ユウトは、言葉を選ぶように、ぽつぽつと話し出した。

「友達は、医者になりたいとか、サッカー選手とか、ユーチューバーとか言ってて……。で、先生は“もっと具体的に”って言うし……。でも、正直、本当にやりたいこととか、まだ分からないんです」

「うんうん」と頷くように、フクロウのアバターがゆっくり左右に揺れる。

「“将来なりたい職業を自由に書いていい”って言われたのに……自由に書けって言われると、逆に困っちゃうというか……。変なこと書いたら、先生が心配するかもしれないし……」

ユウトは、フクロウのアバターを見つめながら、さらに言葉を続けた。

「最初は、図書館の人って書こうとしたんです。でも、友達に“地味すぎ”って言われて……。それで、書けなくなっちゃって……」

話しながら、彼の手元にある鉛筆が、ノートの端をリズムなくとんとんと叩いているのが見える。
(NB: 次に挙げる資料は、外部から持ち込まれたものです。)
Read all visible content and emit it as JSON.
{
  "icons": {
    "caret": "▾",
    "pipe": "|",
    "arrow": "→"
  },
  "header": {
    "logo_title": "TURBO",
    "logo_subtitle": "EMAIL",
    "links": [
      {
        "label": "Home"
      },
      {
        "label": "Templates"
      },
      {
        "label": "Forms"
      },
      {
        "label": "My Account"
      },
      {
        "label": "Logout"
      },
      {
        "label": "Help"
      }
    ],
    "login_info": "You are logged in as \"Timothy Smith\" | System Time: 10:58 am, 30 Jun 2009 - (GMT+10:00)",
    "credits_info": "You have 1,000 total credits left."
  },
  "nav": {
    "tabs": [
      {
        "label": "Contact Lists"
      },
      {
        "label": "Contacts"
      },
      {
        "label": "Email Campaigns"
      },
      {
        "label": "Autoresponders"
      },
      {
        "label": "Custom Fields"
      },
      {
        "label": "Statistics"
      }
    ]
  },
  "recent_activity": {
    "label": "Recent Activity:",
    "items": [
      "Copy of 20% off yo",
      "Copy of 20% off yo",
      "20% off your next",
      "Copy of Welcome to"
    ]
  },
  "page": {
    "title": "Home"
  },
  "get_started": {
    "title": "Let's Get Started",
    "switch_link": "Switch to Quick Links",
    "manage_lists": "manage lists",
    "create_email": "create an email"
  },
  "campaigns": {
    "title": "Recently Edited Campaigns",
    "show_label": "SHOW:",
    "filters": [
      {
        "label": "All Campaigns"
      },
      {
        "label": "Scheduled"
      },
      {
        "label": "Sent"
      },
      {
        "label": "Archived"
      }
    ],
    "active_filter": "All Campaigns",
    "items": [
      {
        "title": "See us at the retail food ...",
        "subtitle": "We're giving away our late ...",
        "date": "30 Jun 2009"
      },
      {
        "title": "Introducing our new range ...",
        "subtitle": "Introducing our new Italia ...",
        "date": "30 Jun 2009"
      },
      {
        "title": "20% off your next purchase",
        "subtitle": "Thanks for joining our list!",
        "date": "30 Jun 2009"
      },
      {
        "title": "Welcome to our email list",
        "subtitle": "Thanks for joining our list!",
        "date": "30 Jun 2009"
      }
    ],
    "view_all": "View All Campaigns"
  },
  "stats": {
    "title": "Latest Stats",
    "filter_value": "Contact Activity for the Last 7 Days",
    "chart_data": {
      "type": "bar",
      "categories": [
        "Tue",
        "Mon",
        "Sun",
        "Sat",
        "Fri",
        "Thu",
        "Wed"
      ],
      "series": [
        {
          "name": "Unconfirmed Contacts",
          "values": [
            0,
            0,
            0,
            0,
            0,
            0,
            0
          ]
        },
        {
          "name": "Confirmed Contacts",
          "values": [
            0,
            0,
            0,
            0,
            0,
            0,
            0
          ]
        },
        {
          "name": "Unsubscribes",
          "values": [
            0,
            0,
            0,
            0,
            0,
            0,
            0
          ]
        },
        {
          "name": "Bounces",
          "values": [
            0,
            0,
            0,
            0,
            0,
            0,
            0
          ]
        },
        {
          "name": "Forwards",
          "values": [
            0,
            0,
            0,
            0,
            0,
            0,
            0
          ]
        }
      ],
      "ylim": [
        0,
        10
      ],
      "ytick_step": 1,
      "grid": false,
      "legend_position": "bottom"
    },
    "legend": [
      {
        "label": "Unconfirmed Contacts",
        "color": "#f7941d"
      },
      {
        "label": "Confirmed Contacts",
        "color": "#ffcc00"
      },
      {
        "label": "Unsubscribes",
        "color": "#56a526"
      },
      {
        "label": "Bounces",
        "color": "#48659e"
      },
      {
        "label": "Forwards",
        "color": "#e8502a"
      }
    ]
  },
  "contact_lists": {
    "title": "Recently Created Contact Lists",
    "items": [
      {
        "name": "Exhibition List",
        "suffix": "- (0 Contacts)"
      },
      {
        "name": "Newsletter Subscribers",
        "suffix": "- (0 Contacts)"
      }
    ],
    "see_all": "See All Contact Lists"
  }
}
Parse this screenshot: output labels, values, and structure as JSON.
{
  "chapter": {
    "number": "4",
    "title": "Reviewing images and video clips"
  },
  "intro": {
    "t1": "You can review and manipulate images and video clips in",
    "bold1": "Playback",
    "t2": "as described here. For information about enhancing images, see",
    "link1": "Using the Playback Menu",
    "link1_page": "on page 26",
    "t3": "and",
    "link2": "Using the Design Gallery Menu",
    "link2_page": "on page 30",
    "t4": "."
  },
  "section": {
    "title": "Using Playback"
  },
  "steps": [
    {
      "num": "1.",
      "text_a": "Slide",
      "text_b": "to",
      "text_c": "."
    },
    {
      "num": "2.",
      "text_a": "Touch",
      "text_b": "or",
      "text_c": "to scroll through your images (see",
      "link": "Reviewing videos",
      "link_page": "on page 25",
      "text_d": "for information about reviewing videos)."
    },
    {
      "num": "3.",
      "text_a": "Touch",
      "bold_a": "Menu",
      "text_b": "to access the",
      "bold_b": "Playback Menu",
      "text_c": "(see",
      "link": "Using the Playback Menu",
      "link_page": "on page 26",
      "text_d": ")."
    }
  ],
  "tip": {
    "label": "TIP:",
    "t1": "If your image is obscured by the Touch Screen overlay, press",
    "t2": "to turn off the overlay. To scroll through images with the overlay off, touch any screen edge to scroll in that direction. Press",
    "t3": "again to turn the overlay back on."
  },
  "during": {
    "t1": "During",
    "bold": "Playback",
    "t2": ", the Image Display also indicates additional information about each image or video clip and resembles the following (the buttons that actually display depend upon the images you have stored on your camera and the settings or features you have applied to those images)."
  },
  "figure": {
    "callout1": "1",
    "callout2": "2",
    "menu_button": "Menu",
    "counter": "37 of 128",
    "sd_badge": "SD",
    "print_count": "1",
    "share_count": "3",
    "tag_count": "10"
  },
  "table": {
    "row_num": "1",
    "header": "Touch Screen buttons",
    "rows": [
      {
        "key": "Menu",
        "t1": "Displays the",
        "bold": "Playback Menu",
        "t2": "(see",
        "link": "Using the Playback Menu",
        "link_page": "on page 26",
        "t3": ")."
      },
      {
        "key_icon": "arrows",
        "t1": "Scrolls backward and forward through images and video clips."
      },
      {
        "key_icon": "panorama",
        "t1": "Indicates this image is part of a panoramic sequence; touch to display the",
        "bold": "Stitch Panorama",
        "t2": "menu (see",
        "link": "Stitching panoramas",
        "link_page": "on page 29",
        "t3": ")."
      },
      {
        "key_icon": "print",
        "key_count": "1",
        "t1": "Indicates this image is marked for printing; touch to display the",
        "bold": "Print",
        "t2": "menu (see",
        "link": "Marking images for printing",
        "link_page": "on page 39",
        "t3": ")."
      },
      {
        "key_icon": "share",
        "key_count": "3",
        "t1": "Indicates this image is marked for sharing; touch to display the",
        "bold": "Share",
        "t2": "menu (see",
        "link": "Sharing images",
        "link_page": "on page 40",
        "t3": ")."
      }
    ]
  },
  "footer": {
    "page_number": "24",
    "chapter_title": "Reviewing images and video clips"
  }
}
「親には“医者とか書いとけばいい”って言われて……でも、そういうの、ウソ書いてる気がして、なんか嫌なんです」

ユウトの言葉が途切れ、沈黙が落ちた。彼は、ふうっと小さく息を吐いた。

「……で、こういう相談、していいのかなって思ったんですけど……」

彼は最後にちょっと恥ずかしそうに笑って、「“子どもがこんなとこ相談するのって変ですか?”って思いながらも、話してみたかったんです」と小声でつぶやいた。

そのとき、Wのアバターが少しだけ静止したように見えた。

目をぱちりとひとつ、瞬いてから──

「ユウトさん、“目上の人に好かれる人間”って、どう思います?」

思いがけない問いかけに、悠斗は瞬きをして、口をぽかんと開けた。